Using a server solves some tough problems and provides some nice efficiencies.

The big tough problem: the lack of unique IDs

For any two different aggregators to sync, they need a way to refer to news items in a feed. Many feeds have unique IDs—but, importantly, many feeds do not have unique IDs.

(Think of a unique ID as like a social security number. There may be 100 brown-haired, green-eyed guys named John Smith who live in Kentucky—but they each have a different social security number, a different unique ID.)

So what NewsGator’s system does is assign unique IDs to each news item. This way all the different clients have an agreed-on way to refer to news items, which makes syncing possible. These assigned unique IDs appear in the feeds coming from NewsGator, which NetNewsWire and other clients read.

These unique IDs have to appear inside the feeds, inside the news items they refer to—or else you’d have the problem of not knowing what ID applies to what item.

(What if all feeds everywhere contained unique IDs? They don’t. I can only dream about a parallel universe.)

Other info in the feed

The feeds also contain other information—such as whether or not the item is read. Since we already put a unique ID in the feed, it makes sense to also put the status in the feed, so a separate call to get the status is not always necessary.

Here, for example, is a snippet from a feed:

<ng:postId xmlns:ng="http://newsgator.com/schema/extensions">883945119</ng:postId> <ng:read xmlns:ng="http://newsgator.com/schema/extensions">True</ng:read> <ng:avgRating xmlns:ng="http://newsgator.com/schema/extensions">5.000000</ng:avgRating>

The ng:postId is the unique ID and ng:read is the read/unread status. (Also notice ng:avgRating.

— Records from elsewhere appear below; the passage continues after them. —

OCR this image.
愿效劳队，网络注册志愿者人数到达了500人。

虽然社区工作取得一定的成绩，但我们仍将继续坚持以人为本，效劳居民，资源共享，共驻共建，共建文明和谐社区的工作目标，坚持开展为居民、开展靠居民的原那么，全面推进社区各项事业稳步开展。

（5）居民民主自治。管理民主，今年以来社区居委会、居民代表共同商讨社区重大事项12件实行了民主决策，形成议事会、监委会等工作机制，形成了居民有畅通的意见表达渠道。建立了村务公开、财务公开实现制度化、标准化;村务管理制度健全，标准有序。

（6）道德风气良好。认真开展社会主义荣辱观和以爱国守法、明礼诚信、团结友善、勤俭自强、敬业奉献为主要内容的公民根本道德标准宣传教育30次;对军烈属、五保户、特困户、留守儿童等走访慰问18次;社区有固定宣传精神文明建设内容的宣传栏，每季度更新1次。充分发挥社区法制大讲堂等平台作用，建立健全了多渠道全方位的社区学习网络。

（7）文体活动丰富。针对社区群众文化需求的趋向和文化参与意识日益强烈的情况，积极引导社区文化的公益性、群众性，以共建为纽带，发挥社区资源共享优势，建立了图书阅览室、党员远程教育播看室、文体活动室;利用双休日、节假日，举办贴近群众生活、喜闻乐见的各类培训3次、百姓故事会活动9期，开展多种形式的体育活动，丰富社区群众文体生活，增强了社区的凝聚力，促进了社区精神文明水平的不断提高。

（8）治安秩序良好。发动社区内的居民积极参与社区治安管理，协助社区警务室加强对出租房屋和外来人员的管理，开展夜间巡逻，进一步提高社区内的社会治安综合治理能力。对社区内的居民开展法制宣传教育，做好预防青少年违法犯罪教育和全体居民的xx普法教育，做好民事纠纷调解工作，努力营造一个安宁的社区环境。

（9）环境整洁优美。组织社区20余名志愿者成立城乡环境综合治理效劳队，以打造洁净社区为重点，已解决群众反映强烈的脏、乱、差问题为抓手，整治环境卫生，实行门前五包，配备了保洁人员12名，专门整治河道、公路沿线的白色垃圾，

NetNewsWire doesn’t use that yet, but it’s there. You could imagine that we might put even more info in the feeds later.)

Efficient updates

A big efficiency gain is how updates happen: NetNewsWire asks NewsGator which feeds have changes, and then reads just those feeds. To be clear, this is possible because NewsGator has downloaded the feeds and knows what’s in them.

As an engineer, I love this kind of thing—the old-fashioned system where every client polls every feed all the time is kind of wasteful: there’s way more traffic than is necessary.

Summing Up

The way this works, there is no difference between syncing and downloading feeds. It’s more efficient (in terms of bandwidth and CPU usage)—and it solves the big problem of unique IDs.

It’s a good thing for feed publishers, too: publishers get an easier, more accurate way to count subscribers and they get lower bandwidth costs.

But, finally, there’s choice—if you don’t care about syncing, you don’t have to use it, and NetNewsWire will download feeds from the original sources just like it always has.

P.S. There’s an API

If you want to know more about how all this works, the SOAP and REST APIs are documented.

P.P.S. No, you can’t rely on links or titles or anything else

Whenever the issue of unique IDs come up, people say, “Well, why not just use the links as unique IDs? Or the titles?”

The answer is because they’re not unique. I’ve seen feeds where every single item has the same title and the same link to the home page. And remember, too, that news items are frequently edited—and the title, link, or both may be edited.

Unique IDs are needed, and if they don’t reliably come from the original feeds, they have to come from somewhere.